Em seu comunicado, Torres destacou que "Arroyo dizia que as máfias entravam e saíam quando queriam, que agiam com impunidade e que o Governo não fazia nada. Hoje há uma embarcação de quatro motores interceptada em alto-mar e seus dois patrões estão detidos. Os fatos deixaram o PP em evidência".
O porta-voz socialista criticou a estratégia do Partido Popular e apontou que "enquanto Arroyo e López Miras montavam coletivas de imprensa, vídeos e até um Conselho de Governo para alimentar o medo, a Guarda Civil estava trabalhando, vigiando nossas costas e preparando operações. Enquanto Arroyo montava o espetáculo, a Guarda Civil montava a operação".
Torres também sublinhou que, no início de agosto, a Guarda Civil e a Polícia Nacional realizaram uma operação conjunta na qual desarticularam uma das maiores redes de tráfico marítimo de pessoas do Mediterrâneo, com 78 detidos, 27 enviados à prisão preventiva e 18 embarcações apreendidas. "Isso é lutar contra as máfias. Detê-las, desmantelar suas redes e intervir em seus meios. O resto é barulho e propaganda", indicou.
O dirigente socialista negou que seu partido minimizasse a situação e insistiu que "há máfias que traficam com pessoas e é preciso persegui-las com todos os meios do Estado. E isso é exatamente o que estão fazendo as Forças e Corpos de Segurança".
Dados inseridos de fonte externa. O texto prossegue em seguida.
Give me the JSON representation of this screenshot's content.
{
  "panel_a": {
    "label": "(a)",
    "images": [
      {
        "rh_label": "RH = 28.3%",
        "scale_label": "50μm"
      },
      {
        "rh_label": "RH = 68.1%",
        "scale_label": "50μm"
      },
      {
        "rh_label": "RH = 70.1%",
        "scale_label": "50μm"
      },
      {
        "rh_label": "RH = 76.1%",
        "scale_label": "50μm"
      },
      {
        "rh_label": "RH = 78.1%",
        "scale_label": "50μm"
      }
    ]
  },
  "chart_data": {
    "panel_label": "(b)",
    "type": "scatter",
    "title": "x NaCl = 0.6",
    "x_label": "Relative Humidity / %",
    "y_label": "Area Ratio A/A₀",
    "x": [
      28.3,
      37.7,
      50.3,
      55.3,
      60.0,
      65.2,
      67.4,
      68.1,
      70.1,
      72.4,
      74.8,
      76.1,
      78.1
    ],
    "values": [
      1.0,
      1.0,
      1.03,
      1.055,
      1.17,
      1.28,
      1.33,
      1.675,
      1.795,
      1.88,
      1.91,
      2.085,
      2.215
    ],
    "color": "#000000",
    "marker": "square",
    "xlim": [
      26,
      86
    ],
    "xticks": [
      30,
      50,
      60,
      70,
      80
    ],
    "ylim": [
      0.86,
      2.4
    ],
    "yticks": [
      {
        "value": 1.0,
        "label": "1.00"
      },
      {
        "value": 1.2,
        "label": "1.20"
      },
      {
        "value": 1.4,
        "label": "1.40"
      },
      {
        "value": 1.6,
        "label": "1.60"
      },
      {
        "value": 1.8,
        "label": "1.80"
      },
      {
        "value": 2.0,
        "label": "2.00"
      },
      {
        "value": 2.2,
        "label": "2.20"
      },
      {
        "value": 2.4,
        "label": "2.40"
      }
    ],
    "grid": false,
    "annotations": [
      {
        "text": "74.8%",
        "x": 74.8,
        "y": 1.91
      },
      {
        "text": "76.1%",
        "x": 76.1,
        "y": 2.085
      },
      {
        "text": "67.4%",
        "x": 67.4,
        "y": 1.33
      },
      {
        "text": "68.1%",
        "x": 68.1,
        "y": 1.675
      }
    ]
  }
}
Nessa linha, ele censurou o uso partidário do fenômeno migratório por parte do PP e advertiu sobre suas consequências: "O que não vamos aceitar é que o PP utilize cada barco para tentar convencer os cartageneros de que vivem em uma cidade sem controle e sem segurança. É falso e além disso prejudica gravemente a imagem de Cartagena".
Por fim, Torres pediu à prefeita "menos propaganda e mais respeito pelos profissionais que estão protegendo nossas costas. Se Noelia Arroyo tivesse um mínimo de rigor, depois do que ocorreu hoje deveria reconhecer que suas acusações de impunidade e inação eram falsas. Mas o problema é que ao PP não interessa a realidade: interessa manter o medo".